Oprócz nierealistycznego terminu, Nelson obwiniał proces Blue Origin przeciwko Agencji za opóźnienie. Musiał zawiesić kontrakt z firmą SpaceX i wstrzymać prace nad lądownikiem księżycowym, który miał zabrać astronautów na powierzchnię Księżyca kilka razy. NASA straciła w rezultacie prawie siedem miesięcy pracy nad lądownikiem, co wywołało wątpliwości co do lądowania w 2024 roku jeszcze przed ogłoszeniem przez Nelsona.
Jeśli pamiętacie, NASA przyznała Spacexowi 2,9 miliarda dolarów kontraktu na opracowanie kosmicznego systemu lądowania na Księżycu w kwietniu. Agencja współpracuje z więcej niż jednym wykonawcą dla każdej misji, ale w tym przypadku zawarła umowę z samą firmą Elona Muska. Blue Origin Jeff Bezos pozwał NASA za tę decyzję, argumentując, że nie dano mu szansy na zmianę oferty na projekt.

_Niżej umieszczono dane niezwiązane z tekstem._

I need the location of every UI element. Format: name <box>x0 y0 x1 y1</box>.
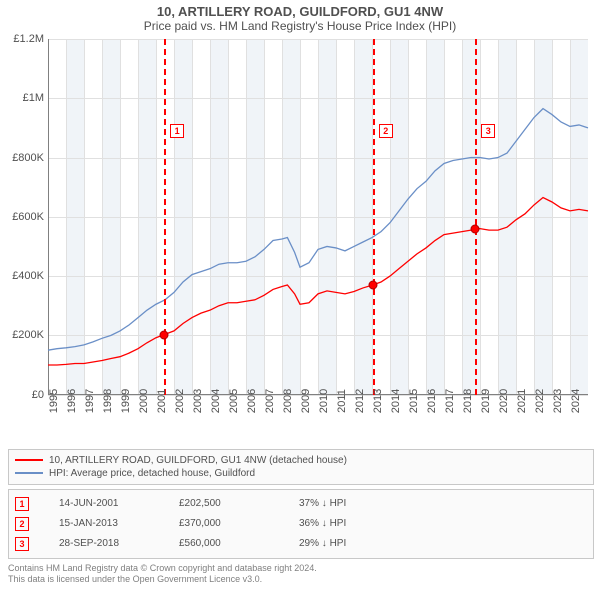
x-tick-label: 2002 <box>174 388 186 412</box>
x-tick-label: 2020 <box>498 388 510 412</box>
x-tick-label: 2009 <box>300 388 312 412</box>
x-tick-label: 1999 <box>120 388 132 412</box>
x-tick-label: 2017 <box>444 388 456 412</box>
event-marker-3: 3 <box>481 124 495 138</box>
legend: 10, ARTILLERY ROAD, GUILDFORD, GU1 4NW (… <box>8 449 594 485</box>
x-tick-label: 2024 <box>570 388 582 412</box>
sale-point-2 <box>368 280 377 289</box>
x-tick-label: 2022 <box>534 388 546 412</box>
event-marker-1: 1 <box>170 124 184 138</box>
event-price: £560,000 <box>179 538 269 549</box>
event-row-3: 3 28-SEP-2018 £560,000 29% ↓ HPI <box>15 534 587 554</box>
event-badge: 2 <box>15 517 29 531</box>
x-tick-label: 2010 <box>318 388 330 412</box>
series-svg <box>48 39 588 395</box>
y-tick-label: £400K <box>12 270 44 282</box>
x-tick-label: 1998 <box>102 388 114 412</box>
event-line-2 <box>373 39 375 395</box>
y-axis: £0£200K£400K£600K£800K£1M£1.2M <box>4 39 48 395</box>
y-tick-label: £200K <box>12 329 44 341</box>
x-tick-label: 1996 <box>66 388 78 412</box>
sale-point-1 <box>160 330 169 339</box>
x-tick-label: 2019 <box>480 388 492 412</box>
y-tick-label: £0 <box>32 389 44 401</box>
x-tick-label: 2005 <box>228 388 240 412</box>
x-tick-label: 2023 <box>552 388 564 412</box>
chart-title: 10, ARTILLERY ROAD, GUILDFORD, GU1 4NW <box>0 4 600 19</box>
x-tick-label: 2003 <box>192 388 204 412</box>
x-tick-label: 2021 <box>516 388 528 412</box>
x-tick-label: 2012 <box>354 388 366 412</box>
event-badge: 1 <box>15 497 29 511</box>
event-line-1 <box>164 39 166 395</box>
event-date: 28-SEP-2018 <box>59 538 149 549</box>
event-line-3 <box>475 39 477 395</box>
legend-label: 10, ARTILLERY ROAD, GUILDFORD, GU1 4NW (… <box>49 455 347 466</box>
x-tick-label: 2007 <box>264 388 276 412</box>
event-row-1: 1 14-JUN-2001 £202,500 37% ↓ HPI <box>15 494 587 514</box>
x-tick-label: 2006 <box>246 388 258 412</box>
y-tick-label: £600K <box>12 211 44 223</box>
y-tick-label: £1M <box>23 92 44 104</box>
x-tick-label: 2018 <box>462 388 474 412</box>
chart-area: £0£200K£400K£600K£800K£1M£1.2M 123 19951… <box>4 39 592 445</box>
series-hpi <box>48 109 588 351</box>
event-marker-2: 2 <box>379 124 393 138</box>
x-tick-label: 2000 <box>138 388 150 412</box>
legend-swatch <box>15 472 43 474</box>
event-date: 15-JAN-2013 <box>59 518 149 529</box>
plot-area: 1 2 3 <box>48 39 588 395</box>
chart-subtitle: Price paid vs. HM Land Registry's House … <box>0 19 600 33</box>
y-tick-label: £1.2M <box>13 33 44 45</box>
legend-row-property: 10, ARTILLERY ROAD, GUILDFORD, GU1 4NW (… <box>15 454 587 467</box>
event-badge: 3 <box>15 537 29 551</box>
x-tick-label: 2016 <box>426 388 438 412</box>
x-tick-label: 2008 <box>282 388 294 412</box>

Na podstawie dokumentów prawnych The Verge jednak we wrześniu NASA uznała, że Blue Origin “zaryzykował” proponowaną ofertą lądownika księżycowego o wartości 5,9 miliarda dolarów. Firma rzekomo ustaliła cenę wyższą niż to konieczne, ponieważ zakładała, że NASA przyzna jej kontrakt, ale negocjuje niższą cenę. Federalny Sąd roszczeń ostatecznie orzekł przeciwko Blue Origin kilka dni temu, oddalając swoje roszczenia, że NASA zignorowała “kluczowe wymagania bezpieczeństwa lotu”, gdy przyznał SpaceX kontrakt na lądownik księżycowy.
Ogłoszenie Nelsona pojawia się wkrótce po tym, jak NASA przesunęła niezrealizowany start testowy Artemis I z tego roku na luty 2022. Zakładając, że wszystko pójdzie zgodnie z planem-kapsuła Oriona i system startowy, który zostanie użyty do misji, będą musiały przejść przez baterię testów, zanim NASA będzie mogła zaplanować start.
Wszystkie produkty polecane przez Engadget są wybierane przez nasz zespół redakcyjny, niezależnie od naszej firmy macierzystej. Niektóre z naszych historii zawierają linki partnerskie. Jeśli kupisz coś za pośrednictwem jednego z tych linków, możemy zarobić prowizję partnerską.